‘Wolfs’ review: Brad Pitt-George Clooney crime comedy is no ‘Ocean’s 11’


 

Movie review

“Wolfs” is a great idea for a crime comedy, but it isn’t a particularly great movie. Here’s the premise, which I dare you to not want to watch: A woman (Amy Ryan), who we later learn to be a tough-on-crime district attorney, suddenly finds herself covered in blood in a fancy New York hotel room with a much younger man who appears to be a) a prostitute and b) very dead. Frantic, she calls up a fixer to get herself out of this mess — the kind of man who employs garbage bags and duct tape and discretion to make problems go away. He arrives — and so, for reasons too lengthy to get into here, does another fixer. These two lone-wolf types reluctantly conclude that they’ll need to work together.

Oh, and did I mention that these two guys are played by George Clooney and Brad Pitt? If you remember the wisecracking chemistry of these two real-life friends in the “Ocean’s” movies, you get why this movie, in all likelihood, was greenlit faster than your average getaway car. And yes, there are moments in “Wolfs” where that chemistry crackles perfectly — the timing with which these two old pros, trying to read a number on a pager, simultaneously whip out their reading glasses is priceless. But really, you watch it waiting for things to get started, and reluctantly realize toward the end that it isn’t going to; it’s a cat-and-mouse thriller with two cats and no mouse.
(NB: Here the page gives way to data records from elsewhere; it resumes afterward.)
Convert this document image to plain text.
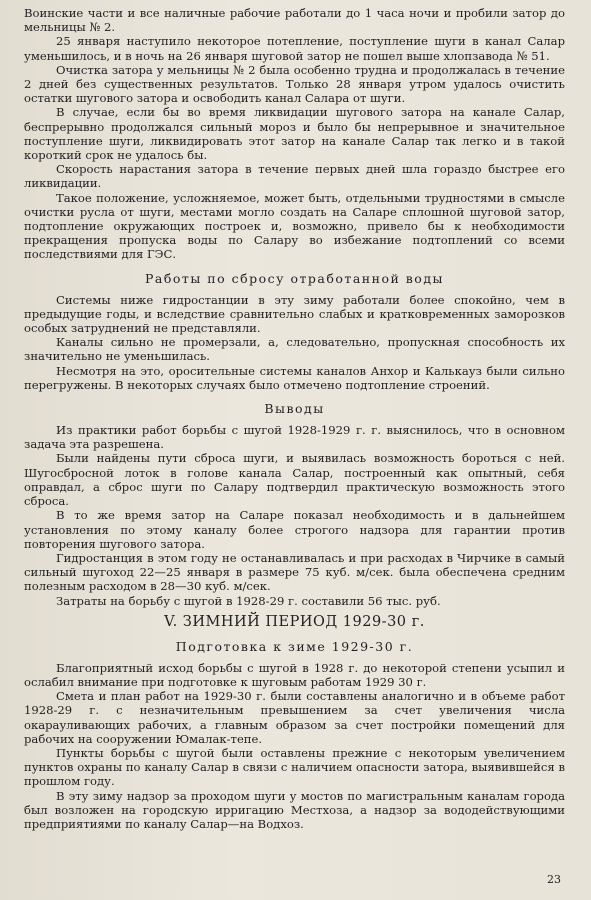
Воинские части и все наличные рабочие работали до 1 часа ночи и пробили затор до мельницы № 2.

25 января наступило некоторое потепление, поступление шуги в канал Салар уменьшилось, и в ночь на 26 января шуговой затор не пошел выше хлопзавода № 51.

Очистка затора у мельницы № 2 была особенно трудна и продолжалась в течение 2 дней без существенных результатов. Только 28 января утром удалось очистить остатки шугового затора и освободить канал Салара от шуги.

В случае, если бы во время ликвидации шугового затора на канале Салар, беспрерывно продолжался сильный мороз и было бы непрерывное и значительное поступление шуги, ликвидировать этот затор на канале Салар так легко и в такой короткий срок не удалось бы.

Скорость нарастания затора в течение первых дней шла гораздо быстрее его ликвидации.

Такое положение, усложняемое, может быть, отдельными трудностями в смысле очистки русла от шуги, местами могло создать на Саларе сплошной шуговой затор, подтопление окружающих построек и, возможно, привело бы к необходимости прекращения пропуска воды по Салару во избежание подтоплений со всеми последствиями для ГЭС.

Работы по сбросу отработанной воды

Системы ниже гидростанции в эту зиму работали более спокойно, чем в предыдущие годы, и вследствие сравнительно слабых и кратковременных заморозков особых затруднений не представляли.

Каналы сильно не промерзали, а, следовательно, пропускная способность их значительно не уменьшилась.

Несмотря на это, оросительные системы каналов Анхор и Калькауз были сильно перегружены. В некоторых случаях было отмечено подтопление строений.

Выводы

Из практики работ борьбы с шугой 1928-1929 г. г. выяснилось, что в основном задача эта разрешена.

Были найдены пути сброса шуги, и выявилась возможность бороться с ней. Шугосбросной лоток в голове канала Салар, построенный как опытный, себя оправдал, а сброс шуги по Салару подтвердил практическую возможность этого сброса.

В то же время затор на Саларе показал необходимость и в дальнейшем установления по этому каналу более строгого надзора для гарантии против повторения шугового затора.

Гидростанция в этом году не останавливалась и при расходах в Чирчике в самый сильный шугоход 22—25 января в размере 75 куб. м/сек. была обеспечена средним полезным расходом в 28—30 куб. м/сек.

Затраты на борьбу с шугой в 1928-29 г. составили 56 тыс. руб.

V. ЗИМНИЙ ПЕРИОД 1929-30 г.
Подготовка к зиме 1929-30 г.

Благоприятный исход борьбы с шугой в 1928 г. до некоторой степени усыпил и ослабил внимание при подготовке к шуговым работам 1929 30 г.

Смета и план работ на 1929-30 г. были составлены аналогично и в объеме работ 1928-29 г. с незначительным превышением за счет увеличения числа окарауливающих рабочих, а главным образом за счет постройки помещений для рабочих на сооружении Юмалак-тепе.

Пункты борьбы с шугой были оставлены прежние с некоторым увеличением пунктов охраны по каналу Салар в связи с наличием опасности затора, выявившейся в прошлом году.

В эту зиму надзор за проходом шуги у мостов по магистральным каналам города был возложен на городскую ирригацию Местхоза, а надзор за вододействующими предприятиями по каналу Салар—на Водхоз.

23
None of this is the fault of Clooney and Pitt (well, maybe it partly is; they’re both producers of the film), but let’s place the bulk of the blame on writer/director Jon Watts, who had comedy gold in front of him and didn’t know what to do with it. The story takes place on one long winter’s night, as snow slowly blankets the city and our two fixers (whose names we are never told; I decided they’re called George and Brad) make their way through varying levels of crime worlds. It’s all rather darker, both literally and figuratively, than a movie featuring these two should be, and we never really get a sense of who these guys are, and why they do what they do.

Regardless, if George Clooney muttering sardonic asides in a black turtleneck is your particular jam, “Wolfs” is no hardship to sit through. At times, he and Pitt have a similar amused quality, as if they’re making things up as they go along and wondering whether they’ll get away with it; pity the movie doesn’t have more of them irritably talking over each other, or silently eye-rolling. “You two are the coolest guys I’ve ever seen,” a young character tells the fixers, late in the film; it’s unearned praise, but you wish it weren’t.